Yalnızca benim hissedebildiklerime benden başka hiç kimsenin bana
anlatamayacaklarına giden bir yolculuktayım. Arkama baktığımda ulaşmaya
çalıştığım o yerden çok uzaktayım.
Bir yanda İçimdeki hesaplaşmalar,
bir yanda Yüreğimden taşanlar.
Bazen;
Beni her sabah neyin uyandırdığını?
Her gün nereye doğru ve neden gittiği mi?
Bu hayatı ne için yaşandığı mı?
Düşünüyorum.
Varlığımın yaşamın bir yerinde, bir şeyleri hiç değiştirip değiştirmediğini…
Adına yaşam denilen bu anlamsızlığın, tanımsızlığın bana neden verildiğini?...
Düşünüyorum.
Bazen soruyorum kendime…
Hiç düşüncelerimin önüne geçebiliyor muyum?
Hep düşüncelerimin ardında mı kalıyorum.
Bazen itiraf ediyorum kendime…
Bilmediklerimin mahkûmuyum.
Bildikleriminse efendisi.
Ben adını yaşam verdiğim, bir hapishanede yaşıyorum.
Duvarlarını, kendimce kendime dair beynimde yarattıklarımla ördüğüm.
“Yaşam” diye fısıldadı... Birileri kulağıma. Doğumla başlayan bilinmez
bir dünya, sonunda geriye kalan ise kocaman bir boşluk… Yaşam söz konusu
olduğunda acaba neden arada bir plağı değişen ama hiç durmadan aynı havayı
çalan plak olmaktan öteye gidemiyorum.
İnsan, önyargısız, hiç bir kuralı, tanımı, düşü olmadığında mı daha
gerçek yaşıyor. Bana, sana, bir başkasına dair zihnimde biriktirdiğim kurallar,
tanımlar, ön yargılar mı beni gerçek yaşama götürüyor.
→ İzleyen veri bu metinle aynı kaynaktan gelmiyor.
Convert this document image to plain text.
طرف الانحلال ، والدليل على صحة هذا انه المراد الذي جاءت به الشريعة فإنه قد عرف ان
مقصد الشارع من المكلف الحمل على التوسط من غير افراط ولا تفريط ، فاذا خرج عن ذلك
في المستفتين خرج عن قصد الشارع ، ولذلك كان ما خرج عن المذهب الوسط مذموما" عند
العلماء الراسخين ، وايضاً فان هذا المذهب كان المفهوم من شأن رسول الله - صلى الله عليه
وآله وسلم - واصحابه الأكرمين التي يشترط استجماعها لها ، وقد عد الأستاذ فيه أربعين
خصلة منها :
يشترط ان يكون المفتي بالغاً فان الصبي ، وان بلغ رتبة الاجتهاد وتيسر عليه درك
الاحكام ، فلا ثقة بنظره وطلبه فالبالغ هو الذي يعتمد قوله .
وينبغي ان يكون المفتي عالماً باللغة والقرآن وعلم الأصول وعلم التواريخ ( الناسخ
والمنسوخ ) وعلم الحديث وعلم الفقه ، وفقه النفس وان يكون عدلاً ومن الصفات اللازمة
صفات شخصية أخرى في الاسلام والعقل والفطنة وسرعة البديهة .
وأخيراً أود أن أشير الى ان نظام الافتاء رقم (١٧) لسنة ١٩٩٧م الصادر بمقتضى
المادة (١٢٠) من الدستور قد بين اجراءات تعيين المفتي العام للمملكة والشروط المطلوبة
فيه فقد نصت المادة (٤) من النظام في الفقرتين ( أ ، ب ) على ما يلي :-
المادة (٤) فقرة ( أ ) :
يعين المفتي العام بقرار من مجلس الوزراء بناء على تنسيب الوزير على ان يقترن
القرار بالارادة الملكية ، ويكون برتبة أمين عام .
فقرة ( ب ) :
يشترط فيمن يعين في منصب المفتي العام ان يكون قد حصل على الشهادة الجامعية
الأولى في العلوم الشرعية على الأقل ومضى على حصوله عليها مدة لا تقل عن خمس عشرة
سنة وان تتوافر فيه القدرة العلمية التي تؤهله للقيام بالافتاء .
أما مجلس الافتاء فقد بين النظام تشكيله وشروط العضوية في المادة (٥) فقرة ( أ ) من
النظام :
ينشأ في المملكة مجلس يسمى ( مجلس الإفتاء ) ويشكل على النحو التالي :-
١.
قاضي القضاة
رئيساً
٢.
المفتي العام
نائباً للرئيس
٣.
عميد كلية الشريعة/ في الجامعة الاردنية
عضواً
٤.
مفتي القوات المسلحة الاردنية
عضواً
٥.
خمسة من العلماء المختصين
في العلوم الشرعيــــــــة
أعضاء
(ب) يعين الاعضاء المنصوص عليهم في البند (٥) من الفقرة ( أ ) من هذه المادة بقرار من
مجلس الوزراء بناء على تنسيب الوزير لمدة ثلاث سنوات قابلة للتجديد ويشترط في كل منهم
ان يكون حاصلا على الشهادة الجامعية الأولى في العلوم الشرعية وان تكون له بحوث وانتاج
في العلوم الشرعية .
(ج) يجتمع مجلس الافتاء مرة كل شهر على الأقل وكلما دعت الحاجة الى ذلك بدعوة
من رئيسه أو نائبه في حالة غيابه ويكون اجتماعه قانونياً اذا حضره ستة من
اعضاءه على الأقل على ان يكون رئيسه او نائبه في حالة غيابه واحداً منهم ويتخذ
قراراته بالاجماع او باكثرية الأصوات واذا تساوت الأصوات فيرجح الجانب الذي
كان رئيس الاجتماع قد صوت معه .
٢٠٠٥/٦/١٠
Yaşam, düşüncelerimin
önünde mi, yoksa düşüncelerimin ardında düşüncelerimin sınırlarında da mı var etmeliyim…
Sorun yaşamda mı?
Yoksa insanı yaşama dair zihninde biriktirdikleri sorunları mı var ediyor.
Yaşam geçmişte yaşanan hazzın, düş kırıklarının, acıların, yok oluşların,
başlangıçların, mutlulukların, gözyaşlarının bir anımsaması, onun tekrar var
edilmesi miydi?
Yaşam zihnimin yahut bilinmezin bana, ilişkin bir tablo yaratması mı?
Hissettiklerimin, düşüncelerimin, derin yerlerine inemezken, düşsel bir
şeyi yaşamaya çalışmanın nasıl bir anlamı var ki…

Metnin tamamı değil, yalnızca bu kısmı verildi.